KD2 Framework  Mustachier

Mustachier is a lightweight implementation of the Mustache template engine.

Supports all Mustache features, except lambdas and changing delimiters at runtime.

It is safe to use for user-templates, as it won't allow execution of any PHP code.

Performance

Mustache.php already performs quite well, but Mustachier is doing even better.

In benchmarks, Mustachier proved more than twice as fast and using 50 to 90% less memory than mustache.php.

For a simple Hello World this is the average results we've had for 1000 iterations:

  • Mustache PHP: running time 9 ms, memory usage 623 KB, 15 included files
  • Mustachier: running time 4 ms, memory usage 306 KB, 2 included files

PHP usage

Running Mustache code

You can run Mustache templates directly, there is no need to use files. This makes it ideal for user templates stored in a dynamic storage like a database. One example use would be an email template.

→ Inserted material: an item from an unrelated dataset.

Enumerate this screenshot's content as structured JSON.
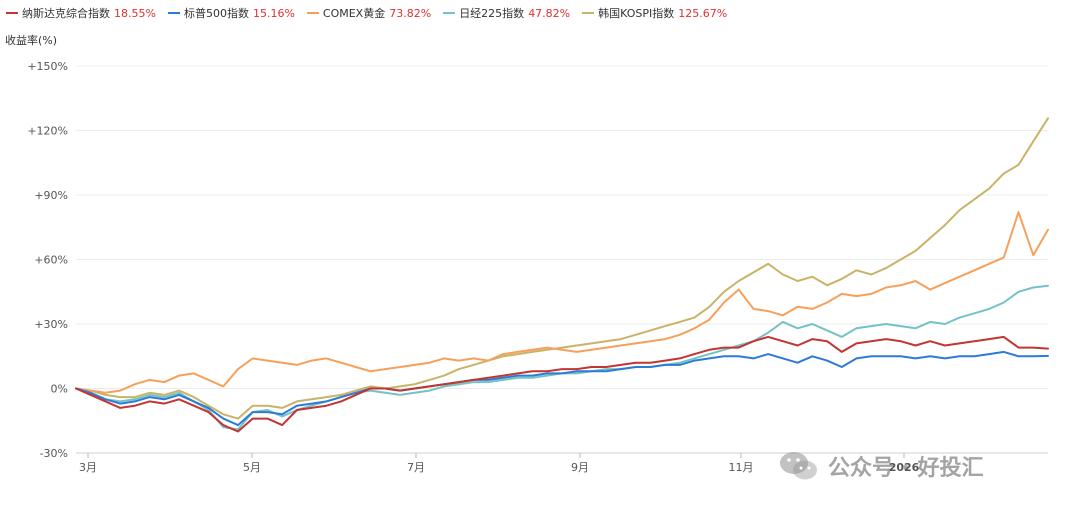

$mu = new \KD2\Mustachier;
$mu->render('{{name}}', ['name' => 'bohwaz']);

Will display:

bohwaz

You can also fetch the result of the template in a variable by setting the third parameter of render() to true:

$result = $mu->render('{{name}}', ['name' => 'bohwaz'], true);

Note that this use is not the best performance-wise as the template would be re-compiled and eval'd each time the script is called (but the compiled template is kept in cache for the current script execution, so the slowest time is the first call).

Using files as templates

For a more classic use of Mustache where templates are stored in the filesystem, this is how you should proceed:

$mu = new \KD2\Mustachier('/my/app/templates', '/tmp/app/compiled_templates');
$mu->display('welcome.mustache');

This will compile the /my/app/templates/welcome.mustache template in PHP code and store it in /tmp/app/compiled_templates/60b725f10c9c85c70d97880dfe8191b3, then it will include this file every time fetch() or display().

This is the best solution for large templates as the PHP opcache will be able to cache the file.

Fetch or display

To fetch the result of the template, use fetch() instead of display():

$result = $mu->fetch('welcome.mustache');

You can specify variables that will be available in the templates by either using assign() or by supplying an array as the second argument of display(), fetch() or render():

$mu->display('account.mustache', ['name' => 'bohwaz']);

is the same as:

$mu->assign(['name' => 'bohwaz']);
$mu->display('account.mustache');

Template syntax

Report to official doc

Unsupported features

The complete Mustache 1.0 specification is supported by Mustachier, but we decided against implementing some specific and rarely used features that would make the implementation too complex.

Set delimiter (core)

Delimiter change at runtime (eg. {{=<% }}=%>) is not supported, instead you can just change the default delimiters by extending the Mustachier class:

class My_Mustache extends \KD2\Mustachier {
     $delimiter_start = '<%';
     $delimiter_end = '%>';
}

Lambdas (module)

Mustache is a logic-less template engine, and lambdas make it having more logic than would be suitable.

Though any patch to include lambda support will be included if anyone wants to spend time on that, as long as the code is good.